O Islã radical e revolucionário, que emergiu através de reações ao colonialismo, foi inspirado mais por valores socialistas do que por valores democráticos liberais, também não sendo inspirados pelos valores do Islã tradicional, formulando seus princípios de acordo com essa perspectiva. Era comum no Mundo Islâmico, até a década de 1980, considerar o Islã como uma fonte de ideologia, bem como uma ideologia revolucionária.

Foi particularmente a revolução iraniana, que se tornou uma referência inspiradora para os movimentos islâmicos da época, que o Islã foi tomado por pensadores muçulmanos de origem iraniana, bem como por aqueles de origem norte-africana, quase como uma espécie de religião estatal, uma ideologia revolucionária e uma estrutura política teocrática.

Tais interpretações do Islã podem ser rastreadas, no caso de alguns países do norte da África, até o período entre a segunda metade do século XIX e até a primeira metade do século XX. Naquele momento, os países muçulmanos começaram a sofrer um longo período de doloroso revés diante do incrível crescimento econômico e desenvolvimento que os países ocidentais estavam experimentando.

Além disso, as ambições coloniais dos países ocidentais, que caiam diretamente sobre os territórios islâmicos, provocaram fortes reações de alguns pensadores muçulmanos, que começaram a se articular em termos de leninismo. Isso explica muito a distância que os muçulmanos começaram a sentir em relação ao liberalismo, democracia, capitalismo e outros sistemas e idéias similares.

Os dois principais conceitos que esses pensadores tomaram emprestado do leninismo foram o “estado” e a “revolução”. Na opinião deles, o Estado simbolizava a justiça e unidade social na luta contra o Ocidente. Tal estado só poderia ser estabelecido através da revolução, sob a liderança de um grupo pioneiro.

O pensamento de Said Qutb

As obras de Said Qutb (1906-1966), um intelectual muçulmano egípcio, que foi enforcado pelo regime de Nasser em 1966, por exemplo, enfatizam o papel de um grupo revolucionário.

Em grande parte por causa de sua formação leninista, Qutb previu o estabelecimento de um Estado Islâmico por meio de uma revolução liderada por um grupo especialmente treinado e versado nos valores islâmicos.

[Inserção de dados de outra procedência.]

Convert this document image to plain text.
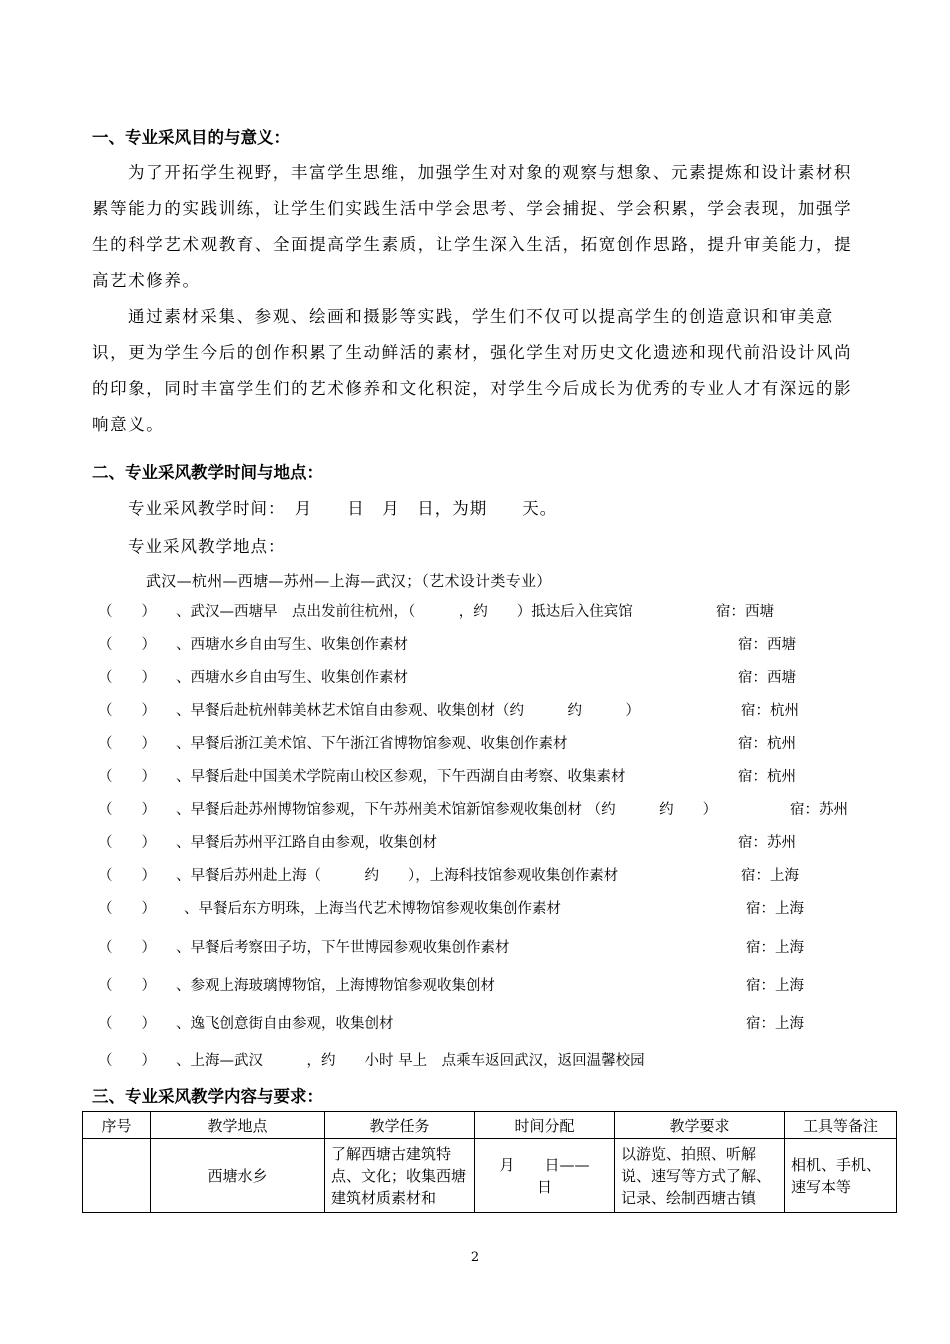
一、专业采风目的与意义：
为了开拓学生视野，丰富学生思维，加强学生对对象的观察与想象、元素提炼和设计素材积累等能力的实践训练，让学生们实践生活中学会思考、学会捕捉、学会积累，学会表现，加强学生的科学艺术观教育、全面提高学生素质，让学生深入生活，拓宽创作思路，提升审美能力，提高艺术修养。
通过素材采集、参观、绘画和摄影等实践，学生们不仅可以提高学生的创造意识和审美意识，更为学生今后的创作积累了生动鲜活的素材，强化学生对历史文化遗迹和现代前沿设计风尚的印象，同时丰富学生们的艺术修养和文化积淀，对学生今后成长为优秀的专业人才有深远的影响意义。
二、专业采风教学时间与地点：
专业采风教学时间：　月　　日　月　日，为期　　天。
专业采风教学地点：
武汉—杭州—西塘—苏州—上海—武汉；（艺术设计类专业）
（　　） 、武汉—西塘早　点出发前往杭州，（　　　，约　　）抵达后入住宾馆	宿：西塘
（　　） 、西塘水乡自由写生、收集创作素材	宿：西塘
（　　） 、西塘水乡自由写生、收集创作素材	宿：西塘
（　　） 、早餐后赴杭州韩美林艺术馆自由参观、收集创材（约　　　约　　　）	宿：杭州
（　　） 、早餐后浙江美术馆、下午浙江省博物馆参观、收集创作素材	宿：杭州
（　　） 、早餐后赴中国美术学院南山校区参观，下午西湖自由考察、收集素材	宿：杭州
（　　） 、早餐后赴苏州博物馆参观，下午苏州美术馆新馆参观收集创材 （约　　　约　　）	宿：苏州
（　　） 、早餐后苏州平江路自由参观，收集创材	宿：苏州
（　　） 、早餐后苏州赴上海（　　　约　　），上海科技馆参观收集创作素材	宿：上海
（　　） 、早餐后东方明珠，上海当代艺术博物馆参观收集创作素材	宿：上海
（　　） 、早餐后考察田子坊，下午世博园参观收集创作素材	宿：上海
（　　） 、参观上海玻璃博物馆，上海博物馆参观收集创材	宿：上海
（　　） 、逸飞创意街自由参观，收集创材	宿：上海
（　　） 、上海—武汉　　　，约　　小时 早上　点乘车返回武汉，返回温馨校园
三、专业采风教学内容与要求：
序号	教学地点	教学任务	时间分配	教学要求	工具等备注
	西塘水乡	了解西塘古建筑特点、文化；收集西塘建筑材质素材和	月　　日——日	以游览、拍照、听解说、速写等方式了解、记录、绘制西塘古镇	相机、手机、速写本等
2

O projeto para a criação de tal grupo, na verdade, pode ser visto como uma tentativa de substituir as vanguardas do proletariado de Lênin por suas contrapartes muçulmanas.

Para Qutb, a salvação dos muçulmanos, assim como a totalidade da humanidade, dependia de um Estado Islâmico que representasse uma terceira via, ou seja, uma alternativa ao total socialismo e ao capitalismo, ainda que mantivesse as próprias influências socialistas que influenciaram seu pensamento.

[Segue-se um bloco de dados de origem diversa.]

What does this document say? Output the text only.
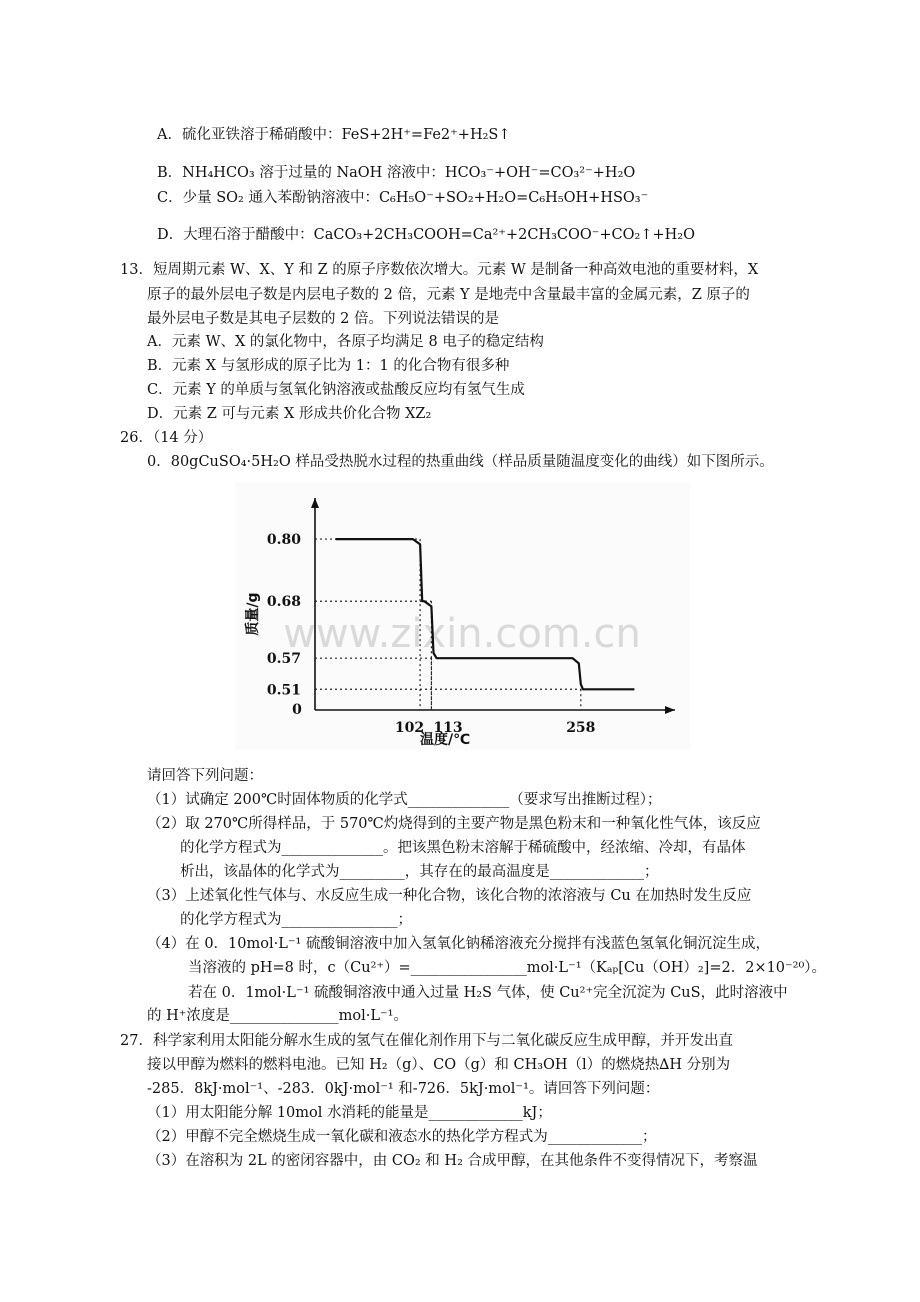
A．硫化亚铁溶于稀硝酸中：FeS+2H⁺=Fe2⁺+H₂S↑
B．NH₄HCO₃ 溶于过量的 NaOH 溶液中：HCO₃⁻+OH⁻=CO₃²⁻+H₂O
C．少量 SO₂ 通入苯酚钠溶液中：C₆H₅O⁻+SO₂+H₂O=C₆H₅OH+HSO₃⁻
D．大理石溶于醋酸中：CaCO₃+2CH₃COOH=Ca²⁺+2CH₃COO⁻+CO₂↑+H₂O
13．短周期元素 W、X、Y 和 Z 的原子序数依次增大。元素 W 是制备一种高效电池的重要材料，X
原子的最外层电子数是内层电子数的 2 倍，元素 Y 是地壳中含量最丰富的金属元素，Z 原子的
最外层电子数是其电子层数的 2 倍。下列说法错误的是
A．元素 W、X 的氯化物中，各原子均满足 8 电子的稳定结构
B．元素 X 与氢形成的原子比为 1：1 的化合物有很多种
C．元素 Y 的单质与氢氧化钠溶液或盐酸反应均有氢气生成
D．元素 Z 可与元素 X 形成共价化合物 XZ₂
26．（14 分）
0．80gCuSO₄·5H₂O 样品受热脱水过程的热重曲线（样品质量随温度变化的曲线）如下图所示。
www.zixin.com.cn
0.80
0.68
0.57
0.51
0
102 113	258
温度/℃
质量/g
请回答下列问题：
（1）试确定 200℃时固体物质的化学式______________（要求写出推断过程）；
（2）取 270℃所得样品，于 570℃灼烧得到的主要产物是黑色粉末和一种氧化性气体，该反应
的化学方程式为______________。把该黑色粉末溶解于稀硫酸中，经浓缩、冷却，有晶体
析出，该晶体的化学式为_________，其存在的最高温度是_____________；
（3）上述氧化性气体与、水反应生成一种化合物，该化合物的浓溶液与 Cu 在加热时发生反应
的化学方程式为________________；
（4）在 0．10mol·L⁻¹ 硫酸铜溶液中加入氢氧化钠稀溶液充分搅拌有浅蓝色氢氧化铜沉淀生成，
当溶液的 pH=8 时，c（Cu²⁺）=________________mol·L⁻¹（Kₐₚ[Cu（OH）₂]=2．2×10⁻²⁰）。
若在 0．1mol·L⁻¹ 硫酸铜溶液中通入过量 H₂S 气体，使 Cu²⁺完全沉淀为 CuS，此时溶液中
的 H⁺浓度是_______________mol·L⁻¹。
27．科学家利用太阳能分解水生成的氢气在催化剂作用下与二氧化碳反应生成甲醇，并开发出直
接以甲醇为燃料的燃料电池。已知 H₂（g）、CO（g）和 CH₃OH（l）的燃烧热∆H 分别为
-285．8kJ·mol⁻¹、-283．0kJ·mol⁻¹ 和-726．5kJ·mol⁻¹。请回答下列问题：
（1）用太阳能分解 10mol 水消耗的能量是_____________kJ；
（2）甲醇不完全燃烧生成一氧化碳和液态水的热化学方程式为_____________；
（3）在溶积为 2L 的密闭容器中，由 CO₂ 和 H₂ 合成甲醇，在其他条件不变得情况下，考察温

Embora críticos de certos aspectos do socialismo, muitos intelectuais islâmicos, como no caso de Said Qutb, operaram valores que poderiam ser combinados com um estilo leninista de socialismo de estado de alguma forma através de sua ênfase na fraternidade coletiva, revolução, igualdade, salvação, um estado centralizado , anticapitalismo e antidemocracia, entre outros.

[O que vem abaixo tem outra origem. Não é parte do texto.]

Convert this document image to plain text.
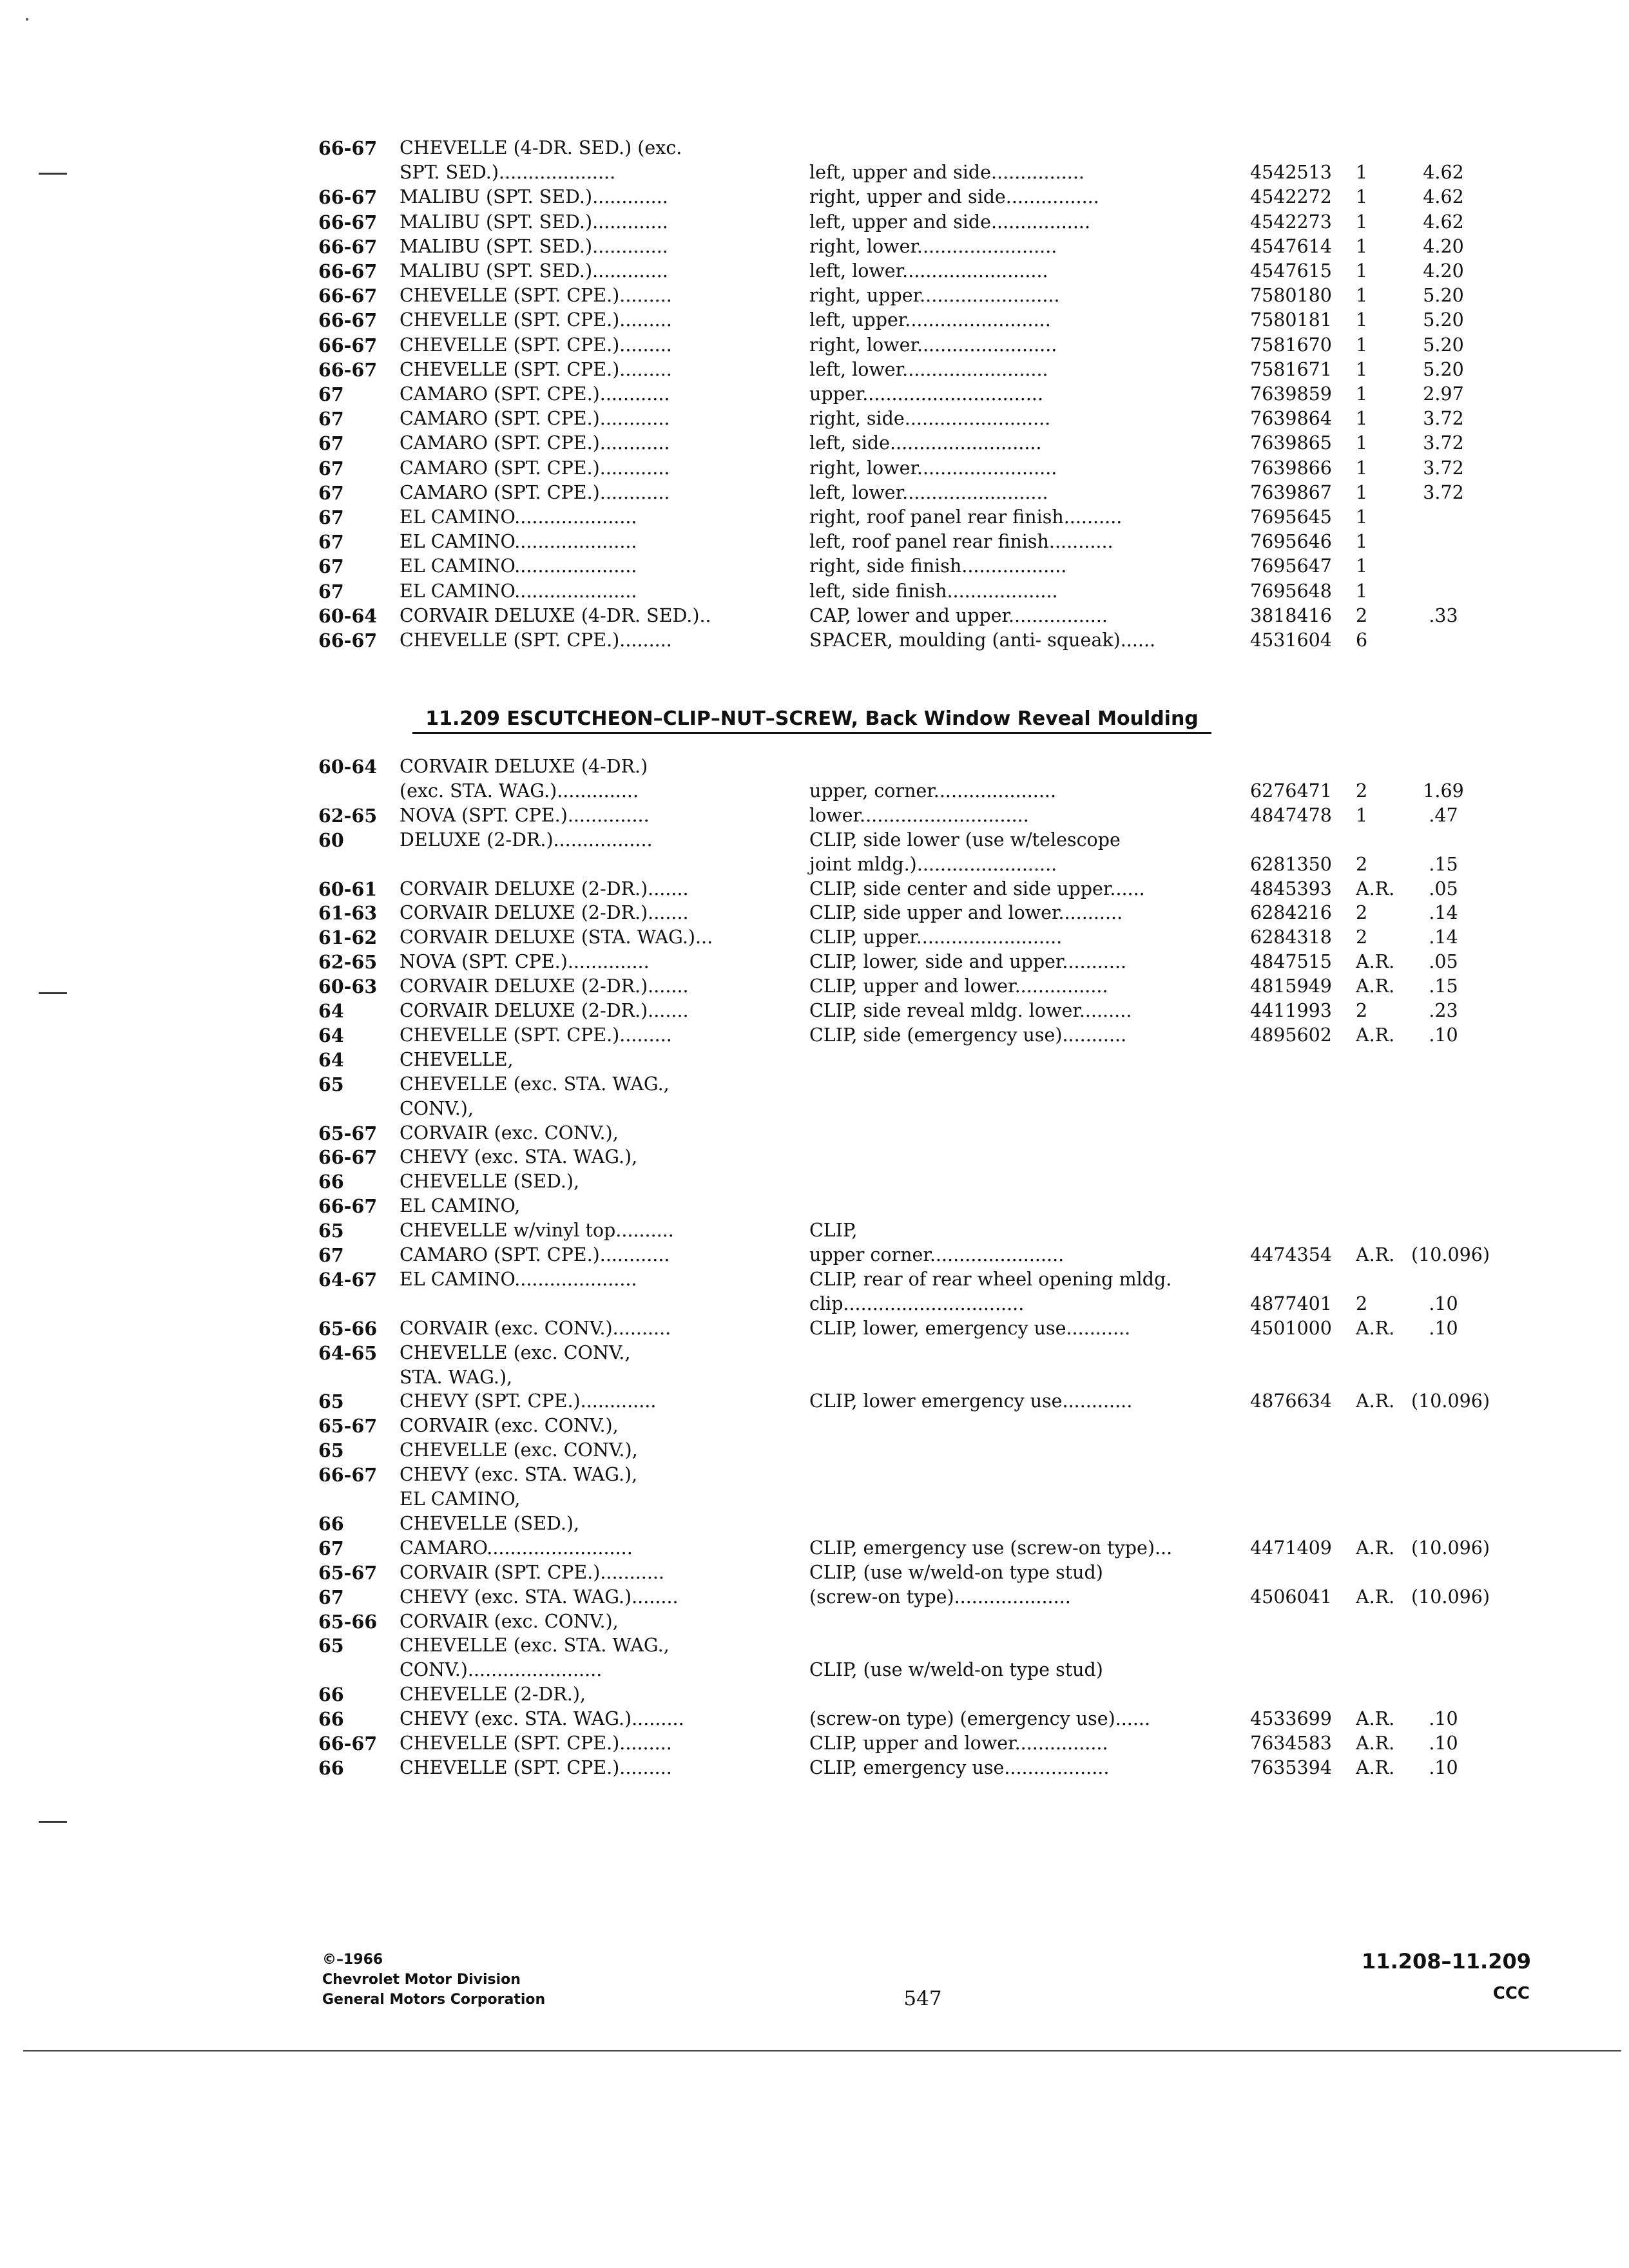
66-67	CHEVELLE (4-DR. SED.) (exc.
SPT. SED.)....................	left, upper and side................	4542513	1	4.62
66-67	MALIBU (SPT. SED.).............	right, upper and side................	4542272	1	4.62
66-67	MALIBU (SPT. SED.).............	left, upper and side.................	4542273	1	4.62
66-67	MALIBU (SPT. SED.).............	right, lower........................	4547614	1	4.20
66-67	MALIBU (SPT. SED.).............	left, lower.........................	4547615	1	4.20
66-67	CHEVELLE (SPT. CPE.).........	right, upper........................	7580180	1	5.20
66-67	CHEVELLE (SPT. CPE.).........	left, upper.........................	7580181	1	5.20
66-67	CHEVELLE (SPT. CPE.).........	right, lower........................	7581670	1	5.20
66-67	CHEVELLE (SPT. CPE.).........	left, lower.........................	7581671	1	5.20
67	CAMARO (SPT. CPE.)............	upper...............................	7639859	1	2.97
67	CAMARO (SPT. CPE.)............	right, side.........................	7639864	1	3.72
67	CAMARO (SPT. CPE.)............	left, side..........................	7639865	1	3.72
67	CAMARO (SPT. CPE.)............	right, lower........................	7639866	1	3.72
67	CAMARO (SPT. CPE.)............	left, lower.........................	7639867	1	3.72
67	EL CAMINO.....................	right, roof panel rear finish..........	7695645	1
67	EL CAMINO.....................	left, roof panel rear finish...........	7695646	1
67	EL CAMINO.....................	right, side finish..................	7695647	1
67	EL CAMINO.....................	left, side finish...................	7695648	1
60-64	CORVAIR DELUXE (4-DR. SED.)..	CAP, lower and upper.................	3818416	2	.33
66-67	CHEVELLE (SPT. CPE.).........	SPACER, moulding (anti- squeak)......	4531604	6
11.209 ESCUTCHEON–CLIP–NUT–SCREW, Back Window Reveal Moulding
60-64	CORVAIR DELUXE (4-DR.)
(exc. STA. WAG.)..............	upper, corner.....................	6276471	2	1.69
62-65	NOVA (SPT. CPE.)..............	lower.............................	4847478	1	.47
60	DELUXE (2-DR.).................	CLIP, side lower (use w/telescope
joint mldg.)........................	6281350	2	.15
60-61	CORVAIR DELUXE (2-DR.).......	CLIP, side center and side upper......	4845393	A.R.	.05
61-63	CORVAIR DELUXE (2-DR.).......	CLIP, side upper and lower...........	6284216	2	.14
61-62	CORVAIR DELUXE (STA. WAG.)...	CLIP, upper.........................	6284318	2	.14
62-65	NOVA (SPT. CPE.)..............	CLIP, lower, side and upper...........	4847515	A.R.	.05
60-63	CORVAIR DELUXE (2-DR.).......	CLIP, upper and lower................	4815949	A.R.	.15
64	CORVAIR DELUXE (2-DR.).......	CLIP, side reveal mldg. lower.........	4411993	2	.23
64	CHEVELLE (SPT. CPE.).........	CLIP, side (emergency use)...........	4895602	A.R.	.10
64	CHEVELLE,
65	CHEVELLE (exc. STA. WAG.,
CONV.),
65-67	CORVAIR (exc. CONV.),
66-67	CHEVY (exc. STA. WAG.),
66	CHEVELLE (SED.),
66-67	EL CAMINO,
65	CHEVELLE w/vinyl top..........	CLIP,
67	CAMARO (SPT. CPE.)............	upper corner.......................	4474354	A.R. (10.096)
64-67	EL CAMINO.....................	CLIP, rear of rear wheel opening mldg.
clip...............................	4877401	2	.10
65-66	CORVAIR (exc. CONV.)..........	CLIP, lower, emergency use...........	4501000	A.R.	.10
64-65	CHEVELLE (exc. CONV.,
STA. WAG.),
65	CHEVY (SPT. CPE.).............	CLIP, lower emergency use............	4876634	A.R. (10.096)
65-67	CORVAIR (exc. CONV.),
65	CHEVELLE (exc. CONV.),
66-67	CHEVY (exc. STA. WAG.),
EL CAMINO,
66	CHEVELLE (SED.),
67	CAMARO.........................	CLIP, emergency use (screw-on type)...	4471409	A.R. (10.096)
65-67	CORVAIR (SPT. CPE.)...........	CLIP, (use w/weld-on type stud)
67	CHEVY (exc. STA. WAG.)........	(screw-on type)....................	4506041	A.R. (10.096)
65-66	CORVAIR (exc. CONV.),
65	CHEVELLE (exc. STA. WAG.,
CONV.).......................	CLIP, (use w/weld-on type stud)
66	CHEVELLE (2-DR.),
66	CHEVY (exc. STA. WAG.).........	(screw-on type) (emergency use)......	4533699	A.R.	.10
66-67	CHEVELLE (SPT. CPE.).........	CLIP, upper and lower................	7634583	A.R.	.10
66	CHEVELLE (SPT. CPE.).........	CLIP, emergency use..................	7635394	A.R.	.10
©–1966
Chevrolet Motor Division
General Motors Corporation	547
11.208–11.209
CCC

Disse Qutb em Ma’rakat al-Islam wa’l-Ra’s Maliyya, em português “A Guerra entre o Islã e o Capitalismo”, 13º edição, 1993, (p. 44):

بل في يد الدولة أن تنزع الملكيات والثروات جميعاً، وتعيد توزيعها على أساس جديد، ولو كانت هذه الملكيات قد قامت على الأسس التي يعترف بها الإسلام، ونمت بالوسائل التي يبررها؛ لأن دفع الضر عن المجتمع كله أو اتقاء
الأضرار المتوقعة لهذا المجتمع أولى بالرعاية من حقوق الأفراد
 
””Em vez disso, é obrigação do Estado confiscar todas as posses e fortunas e redistribuí-las sob uma nova base, mesmo se essas posses tiverem sido obtidas através de fundações lícitas que o Islã reconhece, e aumentadas por meios que o Islã determina. Porque a repulsa pelos danos à toda a sociedade ou a proteção contra os danos esperados a essa sociedade é mais digna de ser considerada do que os direitos dos indivíduos.”
 

Assim, tanto os regimes autoritários quanto os intelectuais muçulmanos, com uma experiência em primeira mão da dominação colonial, recusaram completamente o Ocidente e procuraram estabelecer instituições alternativas, de caráter autoritário.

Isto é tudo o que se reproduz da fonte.